Hacker News new | ask | show | jobs
by danpalmer 1221 days ago
The short answer is "do as little as possible". What this means in practice is breaking down every step of CI, figuring out the dependencies for that step, and then ordering the graph of dependencies such that you start as much as possible as early as possible. This process also usually shows you where things are slow and what the critical path is.

Unfortunately, doing this in most CI services is actually quite difficult. It usually means a complex graph of execution, complex cache usage, and being careful to not re-generate artifacts you don't need to.

In my experience, building this, at a level of reliability necessary for a team of more than a few devs, is hard. Jenkins can do it reliably, but doing it fast is hard because the caching primitives are poor. Circle and Gitlab can do it quickly, but the execution dependency primitives aren't great and the caches can be unreliable. Circle also has _terrible_ network speeds, so doing too much caching slows down builds. GitHub Actions is pretty good for all of this, but it's still a ton of work.

The best answer is to use a build system or CI system that is modelled in a better way. Things like Bazel essentially manage this graph for you in a very smart way, but they only really work when you have a CI system designed to run Bazel jobs, and there aren't many of these that I've seen. It's a huge paradigm shift, and requires quite a lot of dev work to make happen.

2 comments

It's so surprising to me that this is such a poorly supported paradigm in commodity CI systems. Caching artifacts and identifying slow stages is like... super important for scaling CI for large enough orgs. We need better tools!
The more time you spend debugging this and the worse job you do at it, the more money they make.
While it sounds cynical... it doesn't strike me as 'wrong' entirely. It's a non-trivial problem, but until some service provides great tools to handle this, and makes the experience 10x better (to encourage more use/experimentation/etc), everyone will keep offering the same experience all around. If a service could automatically cut build times by, say, 70%, that's a lot of revenue they may lose from charging for the build time. They could raise the price, or hope that enough new people get onboard to make up the loss... ?
That feels counterintuitive to me. I would probably use even more CI minutes if they had higher value.
Maybe it's because CI service providers don't want to be responsible for a lot cache storage.

Given how lacking this feature is, maybe a CI vendor could offer it as a premium paid feature.

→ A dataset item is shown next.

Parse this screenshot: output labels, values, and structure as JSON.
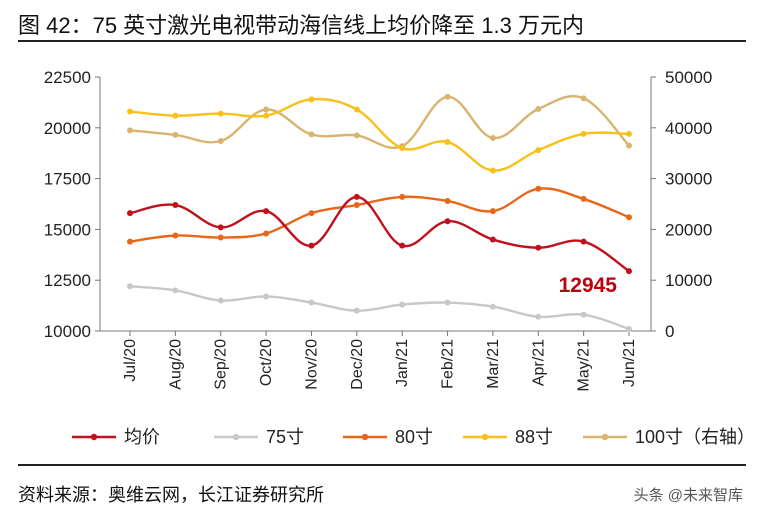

CircleCI sort of do! They have something called Docker Layer Caching, which basically puts all the Docker layers from your previous build on the execution machine.

The problem is that it's a) very slow to download those layers from their cache storage, and b) very expensive. It works out to costing ~20 minutes of build time.

I have found Gitlab and runners the best option here.
The problem I had with GitLab was that the mechanisms for controlling dependencies between stages were fairly basic. They only added them in ~2020 I think, and they weren't well documented.

Additionally, there's no cache guarantees between jobs within one execution. This means that you can't reliably cache an artifact in one job, and then share it with multiple downstream jobs. It mostly works, but it's hard to debug when it doesn't, especially if the cache artifact isn't versioned.

GitLab is "fine", and has some nice usability features for basic pipelines, but it's definitely not doing anything better than the other major providers with respect to these problems.

Dependency controls have improved quite a bit. They went through a couple of variations of this and the current solution is nice.

I haven't ever run into an issue with artifact hand off to this point though. Maybe it's one of the more rare concerns, but it's not something I've experienced (fortunately). I imagine it would be a concern to debug though.